И он уходит в коридор. Барышни несколько минут молча улыбаются.

— А ведь это, должно быть, вкусно, пирог с селедкой? — мечтательно говорит Катерина Николаевна.

— Гадость ужасная, — не поворачивая головы, отвечает Танечка. — У нас тетенька пекла.

— Мой сынишка большой любитель пирогов, — говорит Марья Александровна.

— Все-таки хорошо, что у вас хоть ребенок есть, — отвечает, на какие-то свои мысли Катерина Николаевна. — Придете домой, есть кого приласкать, около кого пригреться.

— Ну, погодите, выйдете замуж, заведете себе целую дюжину.

— Замуж? Нет, уж теперь поздно. Кто меня, рыжую, возьмет? И приданого-то у меня всего четыре ложки накладного фамильного серебра, да и те теперь заложены.
— И без приданого выйдете.

— В мои-то годы? Поздненько, голубчик, — мне уж скоро тридцать стукнет.

Обе помолчали, и вдруг лицо Катерины Николаевны все задрожало от сдерживаемого смеха, и около уголков крупного рта заиграли глубокие веселые ямочки.

— Ха-ха! Какие мы, женщины, смешные, — расхохоталась она. — Не можем не приврать! Ну, не глупо ли! И вовсе мне не «скоро стукнет тридцать», а уж четыре месяца тому назад преспокойно себе стукнуло! И к чему я это?

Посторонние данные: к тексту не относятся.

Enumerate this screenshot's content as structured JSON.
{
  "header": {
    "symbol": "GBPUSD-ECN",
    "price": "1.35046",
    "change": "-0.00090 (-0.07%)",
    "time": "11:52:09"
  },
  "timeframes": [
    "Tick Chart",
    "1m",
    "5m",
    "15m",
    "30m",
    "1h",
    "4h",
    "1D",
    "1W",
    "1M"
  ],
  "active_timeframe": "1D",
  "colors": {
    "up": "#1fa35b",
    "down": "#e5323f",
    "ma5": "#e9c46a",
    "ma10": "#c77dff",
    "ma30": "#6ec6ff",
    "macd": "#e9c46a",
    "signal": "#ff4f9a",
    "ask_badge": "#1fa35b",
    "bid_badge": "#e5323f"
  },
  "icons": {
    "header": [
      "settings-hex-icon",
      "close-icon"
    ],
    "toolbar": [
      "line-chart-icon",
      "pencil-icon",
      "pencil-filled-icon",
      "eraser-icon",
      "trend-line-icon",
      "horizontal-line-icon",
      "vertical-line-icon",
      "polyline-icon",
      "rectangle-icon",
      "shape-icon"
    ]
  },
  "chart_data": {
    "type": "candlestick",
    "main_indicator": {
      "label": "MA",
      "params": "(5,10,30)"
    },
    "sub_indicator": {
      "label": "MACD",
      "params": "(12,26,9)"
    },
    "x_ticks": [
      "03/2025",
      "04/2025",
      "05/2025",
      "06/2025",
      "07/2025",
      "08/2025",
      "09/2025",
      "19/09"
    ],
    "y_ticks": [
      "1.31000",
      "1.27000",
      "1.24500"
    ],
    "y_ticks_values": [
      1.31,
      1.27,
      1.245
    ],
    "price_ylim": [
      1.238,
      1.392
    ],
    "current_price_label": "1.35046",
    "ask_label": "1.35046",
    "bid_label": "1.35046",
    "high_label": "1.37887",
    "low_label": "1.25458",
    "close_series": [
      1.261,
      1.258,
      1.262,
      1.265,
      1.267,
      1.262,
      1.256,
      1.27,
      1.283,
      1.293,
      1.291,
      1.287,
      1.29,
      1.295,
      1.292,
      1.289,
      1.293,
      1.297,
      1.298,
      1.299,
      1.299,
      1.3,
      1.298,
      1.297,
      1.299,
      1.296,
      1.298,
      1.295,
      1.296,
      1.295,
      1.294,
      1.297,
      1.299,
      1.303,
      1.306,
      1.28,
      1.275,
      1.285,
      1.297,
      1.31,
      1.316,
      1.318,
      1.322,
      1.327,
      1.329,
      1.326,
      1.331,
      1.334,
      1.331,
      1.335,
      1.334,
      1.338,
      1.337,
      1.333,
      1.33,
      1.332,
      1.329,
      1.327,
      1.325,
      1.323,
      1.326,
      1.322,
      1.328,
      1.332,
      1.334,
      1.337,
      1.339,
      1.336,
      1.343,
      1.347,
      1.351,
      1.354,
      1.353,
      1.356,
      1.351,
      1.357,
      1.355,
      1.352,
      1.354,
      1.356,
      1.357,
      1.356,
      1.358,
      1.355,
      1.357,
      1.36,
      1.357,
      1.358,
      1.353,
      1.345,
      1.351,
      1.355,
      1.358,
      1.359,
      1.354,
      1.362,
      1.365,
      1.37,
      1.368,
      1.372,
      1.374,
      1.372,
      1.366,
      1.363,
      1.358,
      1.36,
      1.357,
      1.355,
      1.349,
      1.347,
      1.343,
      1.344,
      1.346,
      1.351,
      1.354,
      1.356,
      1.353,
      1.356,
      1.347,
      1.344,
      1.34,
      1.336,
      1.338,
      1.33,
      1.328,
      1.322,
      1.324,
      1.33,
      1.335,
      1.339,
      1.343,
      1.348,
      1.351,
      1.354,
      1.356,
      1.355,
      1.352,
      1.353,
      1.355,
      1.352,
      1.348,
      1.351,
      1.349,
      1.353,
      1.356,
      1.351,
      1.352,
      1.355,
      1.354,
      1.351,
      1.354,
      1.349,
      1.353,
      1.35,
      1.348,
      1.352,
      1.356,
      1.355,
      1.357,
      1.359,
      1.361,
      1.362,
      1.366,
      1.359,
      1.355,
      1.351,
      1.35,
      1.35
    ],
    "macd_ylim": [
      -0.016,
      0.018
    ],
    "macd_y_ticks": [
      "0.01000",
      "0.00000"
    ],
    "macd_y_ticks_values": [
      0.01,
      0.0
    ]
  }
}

Сама не понимаю!

— Как у вас весело, — выглянул из-за двери утиный нос.

Катерина Николаевна покраснела.

— Не знаете ли вы, — спокойно обратилась она к подруге, — Утконос — это такая порода ехидны?

Марья Александровна отвернулась к окошку, чтобы скрыть улыбку. Танечка низко нагнулась над стопкой бумаги, качаясь от душившего ее смеха.

Вошел Никифор с подносом, уставленным двумя большими чайниками, стаканами и грязной стеклянной сахарницей.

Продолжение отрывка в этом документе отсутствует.